Yarıkların Nedeni Topkapı Sarayı’nın Denize Doğru Kayması Çıktı

Topkapı Sarayı’nın bazı bölümlerinde oluşan yarıkların, saray zemininin denize doğru kayması ve zemin sıvılaşması nedeniyle oluştuğu ortaya çıktı.

Topkapı Sarayı Müzesi’nin duvarlarında ve kubbelerinde büyük yarıklar olduğu Eylül 2016’da gündeme gelmişti. İçinde Topkapı Hançeri, Kaşıkçı Elması, Nadir Şah Tahtı, Zümrüt Sorguç, Zümrütlü Maşrapa, Altın Miğfer, Hz. Osman’ın Kılıcı, Abanoz Taht gibi kültürel değerlerin bulunduğu Fatih Köşkü çökme tehlikesi yaşadığı için ziyarete kapatılmıştı. Köşkün restorasyonu sırasında sıvaların kaldırılması neticesinde ortaya çıkan yarıklar, uzman raporlarında da yer almıştı.

Nisan 2016’da ise Gülhane Parkı’nın denize bakan kısmında yer alan çay bahçesinin duvarı çökmüştü. Müze yetkilileri aynı hatta bulunan Konyalı Restoran’ın duvarının da çöktüğünü, Topkapı Sarayı’nın denize bakan yamacında risk incelemesi yapacaklarını duyurmuştu.

Yapılan incemede, sarayın bodrumlarında da büyük hasar olduğu, duvarlarda küçük çatlakların yer aldığı sıvalar kaldırıldığında 10-15 santim genişliğinde yarıkların bulunduğu görülmüştü.

Sarayın zemini denize doğru kayıyor

Hürriyet’ten Ömer Erbil’in haberine göre saraydaki yarıkların nedeni belli oldu. Saray zemininin Sarayburnu’na doğru kaydığı, zeminde de sıvılaşma meydana geldiği belirlendi.

Zemindeki kaymayı, Marmaray ve Avrasya Tüneli gibi projelerin yarattığı zemin titreşimleri ile son iki yıldaki sismin hareketlerininin tetiklediği düşünülüyor. Sarayın 1920’de yapılan drenaj sistemininde de ‘yer yer tıkanmalar, körelme veya atık suyun deşarj edilememesinin’ zemin sıvılaşmasını artırdığı tahmin ediliyor.

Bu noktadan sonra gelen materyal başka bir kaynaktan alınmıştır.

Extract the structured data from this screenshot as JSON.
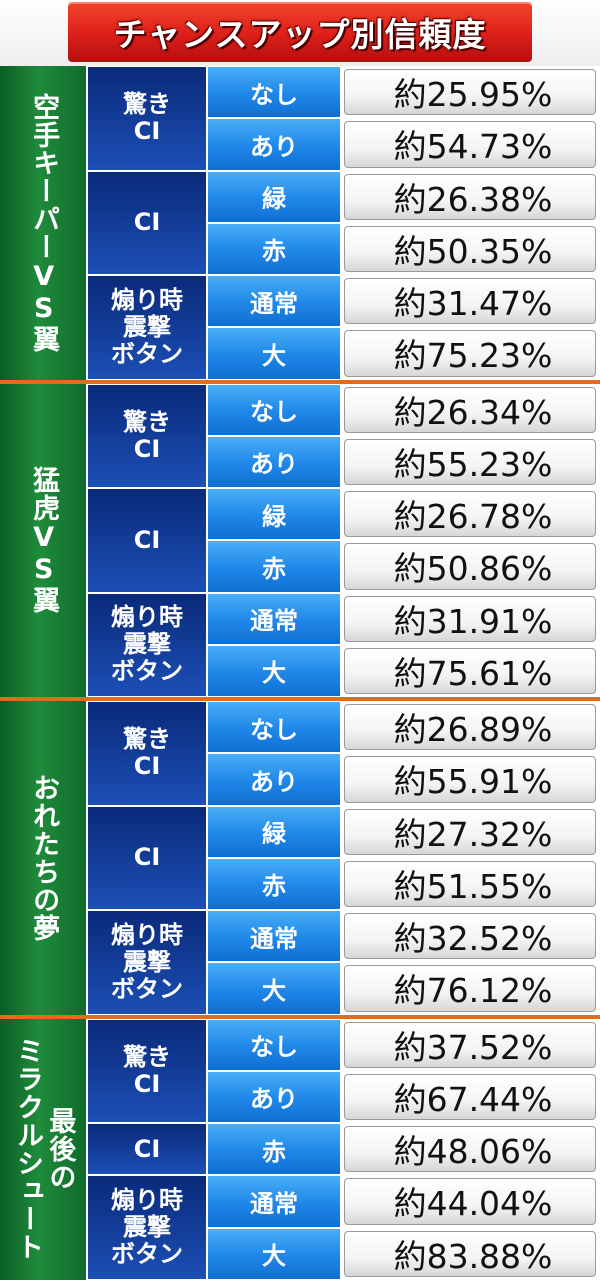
{
  "title": "チャンスアップ別信頼度",
  "sections": [
    {
      "name": "空手キーパーVS翼",
      "rows": [
        {
          "sub": "驚き\nCI",
          "option": "なし",
          "value": "約25.95%"
        },
        {
          "sub": "驚き\nCI",
          "option": "あり",
          "value": "約54.73%"
        },
        {
          "sub": "CI",
          "option": "緑",
          "value": "約26.38%"
        },
        {
          "sub": "CI",
          "option": "赤",
          "value": "約50.35%"
        },
        {
          "sub": "煽り時\n震撃\nボタン",
          "option": "通常",
          "value": "約31.47%"
        },
        {
          "sub": "煽り時\n震撃\nボタン",
          "option": "大",
          "value": "約75.23%"
        }
      ]
    },
    {
      "name": "猛虎VS翼",
      "rows": [
        {
          "sub": "驚き\nCI",
          "option": "なし",
          "value": "約26.34%"
        },
        {
          "sub": "驚き\nCI",
          "option": "あり",
          "value": "約55.23%"
        },
        {
          "sub": "CI",
          "option": "緑",
          "value": "約26.78%"
        },
        {
          "sub": "CI",
          "option": "赤",
          "value": "約50.86%"
        },
        {
          "sub": "煽り時\n震撃\nボタン",
          "option": "通常",
          "value": "約31.91%"
        },
        {
          "sub": "煽り時\n震撃\nボタン",
          "option": "大",
          "value": "約75.61%"
        }
      ]
    },
    {
      "name": "おれたちの夢",
      "rows": [
        {
          "sub": "驚き\nCI",
          "option": "なし",
          "value": "約26.89%"
        },
        {
          "sub": "驚き\nCI",
          "option": "あり",
          "value": "約55.91%"
        },
        {
          "sub": "CI",
          "option": "緑",
          "value": "約27.32%"
        },
        {
          "sub": "CI",
          "option": "赤",
          "value": "約51.55%"
        },
        {
          "sub": "煽り時\n震撃\nボタン",
          "option": "通常",
          "value": "約32.52%"
        },
        {
          "sub": "煽り時\n震撃\nボタン",
          "option": "大",
          "value": "約76.12%"
        }
      ]
    },
    {
      "name": "最後のミラクルシュート",
      "name_lines": [
        "最後の",
        "ミラクルシュート"
      ],
      "rows": [
        {
          "sub": "驚き\nCI",
          "option": "なし",
          "value": "約37.52%"
        },
        {
          "sub": "驚き\nCI",
          "option": "あり",
          "value": "約67.44%"
        },
        {
          "sub": "CI",
          "option": "赤",
          "value": "約48.06%"
        },
        {
          "sub": "煽り時\n震撃\nボタン",
          "option": "通常",
          "value": "約44.04%"
        },
        {
          "sub": "煽り時\n震撃\nボタン",
          "option": "大",
          "value": "約83.88%"
        }
      ]
    }
  ],
  "colors": {
    "title_red": "#dd1f1a",
    "section_green": "#1f8c3b",
    "sub_navy": "#1c4fb5",
    "option_blue": "#1f86e8",
    "separator_orange": "#e46b1b"
  }
}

Zemindeki sıvılaşma, önlem alınmadığı taktirde sarayı yerinden oynatabilir.

Kültür ve Turizm Bakanlığı açıklama yapmıştı

Topkapı Sarayı’nda hazinenin sergilendiği Fatih Köşkü’nün çökme tehlikesi ile karşı karşıya olduğuyla ilgili basında yer alan haberler üzerine Kültür ve Turizm Bakanlığı Eylül ayında açıklama yapmıştı. Kültür ve Turizm Bakanlığı’nın açıklama metni şu şekildeydi;

Bugün basında yer alan Topkapı Sarayı ile ilgili haberler üzerine bu açıklamanın yapılması ihtiyacı doğmuştur.

İstanbul, Topkapı Sarayı, Hazine Dairesi’nin restorasyonu, “İstanbul Topkapı Sarayı Hazine Bölümü Restorasyonu ve Teşhir Tanzimi” İşi kapsamında yürütülmekte olup, 09.10.2015 tarihinde fiilen başlanmıştır.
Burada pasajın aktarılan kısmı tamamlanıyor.